Nyanga, Cape Town, still registers the highest number of murders in South Africa, according to the latest crime statistics. Meanwhile, a grassroots campaign for a second police station to be built in the precinct soldiers on, even as the government drags its feet.
Update: On 11 December 2018, the police minister Bheki Cele and national police commissioner Khehla Sitole officially opened a second police station in Samora Machel, Nyanga.
On Tuesday, the police minister Bheki Cele and his team presented the 2017/2018 crime statistics in Parliament, noting the increase in murder rate across the country in the last financial year.
In the last year, 57 people were murdered every day in South Africa, on average. The Nyanga station recorded 308 murder cases, up from 281 cases in the previous year – the highest in the country once again.

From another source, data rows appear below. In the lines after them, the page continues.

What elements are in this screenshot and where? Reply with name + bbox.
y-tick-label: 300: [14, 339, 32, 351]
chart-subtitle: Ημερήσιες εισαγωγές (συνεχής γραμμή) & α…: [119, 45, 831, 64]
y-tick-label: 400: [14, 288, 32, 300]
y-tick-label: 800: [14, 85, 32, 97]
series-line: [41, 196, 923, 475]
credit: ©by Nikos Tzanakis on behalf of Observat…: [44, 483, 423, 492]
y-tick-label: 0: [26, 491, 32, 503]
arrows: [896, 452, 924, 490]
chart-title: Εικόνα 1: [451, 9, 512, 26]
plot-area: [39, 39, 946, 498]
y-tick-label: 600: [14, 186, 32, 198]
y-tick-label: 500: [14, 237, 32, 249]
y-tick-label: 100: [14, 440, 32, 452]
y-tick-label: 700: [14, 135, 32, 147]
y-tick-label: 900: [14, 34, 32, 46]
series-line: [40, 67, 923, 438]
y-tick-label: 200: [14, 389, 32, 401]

— Anine Kriegler (@Anine_Kriegler) September 11, 2018
This one police station services the surrounding communities such like Samora Machel, Brown Farms, Old Crossroads, Heinz Park, and Philippi.
— PLAYR™ (@PressPlaySA) September 12, 2018
In 2016, Nelisa Ngqulana started a petition, lobbying for the government to prioritise Nyanga and build additional police stations for these hard-hit communities.
“One of the biggest challenges has been engaging the government. I’ve had many conversations with [the Western Cape premier] Helen Zille trying to find out what the government was doing but she would always say it’s not an issue for the provincial government, but that of a national government competence,” she said in an interview with The Daily Vox.
Although her plea to have a second station build in Nyanga might have seemed to fall on deaf ears in the past, Ngqulana says there have been developments and the process is already afoot.
The Social Justice Coalition, a group lobbying for basic human rights for the poor in Cape Town has joined hands with Amandla Mobi to push the campaign and get the government to build a second police station in Nyanga.
A spokesperson for the SJC, Dalli Weyers, said the campaign has seen to a certain extent with the commitment from the police to play their part.
“To some extent the campaign has been successful. There’s been commitment from the police to build additional police station in the Nyanga precinct, that will be closer to Browns Farm and Sweet Home Farm which are large informal settlements in the Nyanga precinct and they carry quite big number in crime,” he said.
Weyers added that although the process has started, it might take years to complete, but when the police station starts running there’s a need to ensure that both stations are well resourced.
“We want to ensure that those stations are well resourced and that the two precincts exist side by side,” he said.
On Tuesday, SJC marched to Parliament to hand over a memorandum to the police minister and the police commissioner, demanding better policing in the area.
“The march was to ask for crime stats to be released more regularly so that those who want to contribute to fighting against crime can also do so,” Weyers said.
In October 2017, Fikile Mbalula, the police minister at the time, visited Nyanga and promised that a piece of land had been identified upon which a second police station would be built.
In an interview with The Daily Vox, the Democratic Alliance shadow minister of police Zakhele Mbhele said: “A two-pronged approach is needed to tackle high murder rates, especially in hotspots like Nyanga.
“The first dimension is to realise that murder is largely what is known as a social fabric crime, for instance the majority of murders occur in domestic or social contexts, often arising out of interpersonal conflict and violence between people who know each other, and usually driven by alcohol abuse.”
Mbhele added that such murders were not an issue that could be solved through law enforcement.
“These kinds of murders are not a policing problem that can be solved through law enforcement. These are problems of social and family dysfunction, for which the only sustainable solution is to unleash an army of social workers and implementing social programmes and interventions to heal and strengthen the frayed and tattered social fabric that characterises communities with high violence and murder levels.
“The second dimension of reducing murders is to address the under-staffing, under-resourcing, under-equipping and under-training in the police so that it can be more effective and efficient to deliver quality, professional policing services,” he said.